Le Conseil d’Etat français a validé vendredi l’extradition de François Compaoré vers le Burkina Faso, où ce frère du président déchu Blaise Compaoré est mis en cause dans l’enquête sur l’assassinat d’un journaliste, une affaire qui a meurtri ce pays.
Le Conseil d’Etat, plus haute juridiction administrative française, a rejeté vendredi le recours formé par François Compaoré contre le décret d’extradition signé en mars 2020 par le Premier ministre français de l’époque, Edouard Philippe.
“La requête de M. Compaoré est rejetée”, indique la décision du Conseil d’Etat, rappelant que le décret “accorde l’extradition de M. Compaoré aux autorités burkinabè pour des faits d’incitation à assassinats qui ne présentent pas un caractère politique”.
“Il ne ressort pas des éléments versés au dossier que l’extradition aurait été demandée par les autorités burkinabè dans un but autre que la répression, par les juridictions burkinabè, des infractions de droit commun qui sont reprochées à l’intéressé”, fait valoir cette juridiction française.
M. Compaoré n’est “pas fondé à soutenir que son extradition aurait été demandée dans un but politique”, conclut-elle.
François Compaoré est le frère cadet de Blaise Compaoré, chassé par la rue en octobre 2014 après 27 ans au pouvoir.
Journaliste d’investigation reconnu et directeur de l’hebdomadaire “L’Indépendant”, Norbert Zongo, 49 ans, avait été assassiné le 13 décembre 1998, alors qu’il enquêtait sur le meurtre du chauffeur de François Compaoré. Sa mort avait provoqué une profonde crise politique au “pays des hommes intègres”.
Le journaliste, auteur de plusieurs enquêtes retentissantes dénonçant une mauvaise gouvernance sous le régime Compaoré, avait été tué avec trois de ses compagnons.
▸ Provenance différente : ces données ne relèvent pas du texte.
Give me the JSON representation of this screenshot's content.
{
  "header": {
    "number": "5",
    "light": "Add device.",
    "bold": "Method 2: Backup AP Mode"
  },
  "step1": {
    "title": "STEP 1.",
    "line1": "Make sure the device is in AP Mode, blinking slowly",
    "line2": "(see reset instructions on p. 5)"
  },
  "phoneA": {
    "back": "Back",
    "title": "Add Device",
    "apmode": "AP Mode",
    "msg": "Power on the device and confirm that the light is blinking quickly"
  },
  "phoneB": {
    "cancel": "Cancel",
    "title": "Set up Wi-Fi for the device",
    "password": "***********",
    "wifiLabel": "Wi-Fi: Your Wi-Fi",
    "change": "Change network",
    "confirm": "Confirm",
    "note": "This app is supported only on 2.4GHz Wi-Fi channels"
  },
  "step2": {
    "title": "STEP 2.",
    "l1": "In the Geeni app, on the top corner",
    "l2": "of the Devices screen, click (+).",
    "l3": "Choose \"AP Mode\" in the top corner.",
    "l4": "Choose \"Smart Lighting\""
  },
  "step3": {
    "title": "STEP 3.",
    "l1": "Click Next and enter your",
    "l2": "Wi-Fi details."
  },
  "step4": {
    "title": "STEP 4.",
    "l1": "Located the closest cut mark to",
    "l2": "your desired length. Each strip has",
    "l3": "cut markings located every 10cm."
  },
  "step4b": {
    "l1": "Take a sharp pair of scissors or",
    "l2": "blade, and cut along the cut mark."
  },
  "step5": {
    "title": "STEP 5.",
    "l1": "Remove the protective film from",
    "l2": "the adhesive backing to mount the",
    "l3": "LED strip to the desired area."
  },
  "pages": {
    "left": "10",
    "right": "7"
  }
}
Les quatre dépouilles avaient été retrouvées calcinées dans le sud du Burkina Faso.
- “Prêt à faire face à la justice” –
En juin 2019, la Cour de cassation française avait déjà rejeté le pourvoi de M. Compaoré contre son extradition vers Ouagadougou, où le dossier de l’assassinat du journaliste, classé en 2006 après un “non-lieu” en faveur du seul inculpé, a été rouvert à la faveur de la chute de Blaise Compaoré.
François Compaoré avait été arrêté à l’aéroport parisien de Roissy en octobre 2017, en exécution d’un mandat d’arrêt émis par son pays.
Interrogé par l’AFP, Me François-Henri Briard a précisé que son client était “actuellement en France, soumis à un contrôle judiciaire qu’il observe strictement”.
A ce jour, François Compaoré n’est pas inculpé dans son pays, à la différence de trois ex-soldats du Régiment de sécurité présidentielle (RSP), l’ancienne garde prétorienne de Blaise Compaoré.
Dans un communiqué, ses avocats, Maîtres Briard et Pierre-Olivier Sur, indiquent que leur client “prend acte” de la décision. François Compaoré “est prêt à faire face, dans la dignité, dans l’honneur et avec responsabilité, à la justice burkinabè”, ajoutent-ils.
Ses avocats ont néanmoins saisi la Cour européenne des droits de l’Homme (CEDH) “afin qu’elle fasse échec à l’extradition envisagée” et qu’elle “sanctionne” ce qu’ils considèrent être des “manquements de la France à le protéger”, ont-ils précisé.
Me Briard a indiqué à l’AFP avoir reçu vendredi après-midi un courriel du ministre français de la Justice Eric Dupond-Moretti lui indiquant qu’il “n’exécuterait pas le décret tant que la procédure d’urgence devant la CEDH ne serait pas jugée”.
M. Compaoré regrette que “la décision du Conseil d’Etat ne s’inscrive pas dans la ligne des précédents jurisprudentiels qui excluent toute mesure d’extradition à caractère politique ou qui expose la personne concernée à des risques de torture, de traitements inhumains et dégradants et de violations du droit à un procès équitable”, selon le communiqué.
M. Compaoré est “assurément exposé à de tels risques s’il était remis au Burkina Faso”, affirment ses conseils.
De son côté, le Conseil d’Etat indique que dans des lettres datant de 2017 et 2019, le “ministre de la Justice du Burkina Faso a pris des engagements sur le lieu et les conditions de détention de M. Compaoré”.
Les autorités burkinabè ont “fait connaître les dispositifs de contrôle (…) de nature à garantir que M. Compaoré ne soit pas soumis à la torture ou à des traitements inhumains ou dégradants”, ajoute le Conseil d’Etat.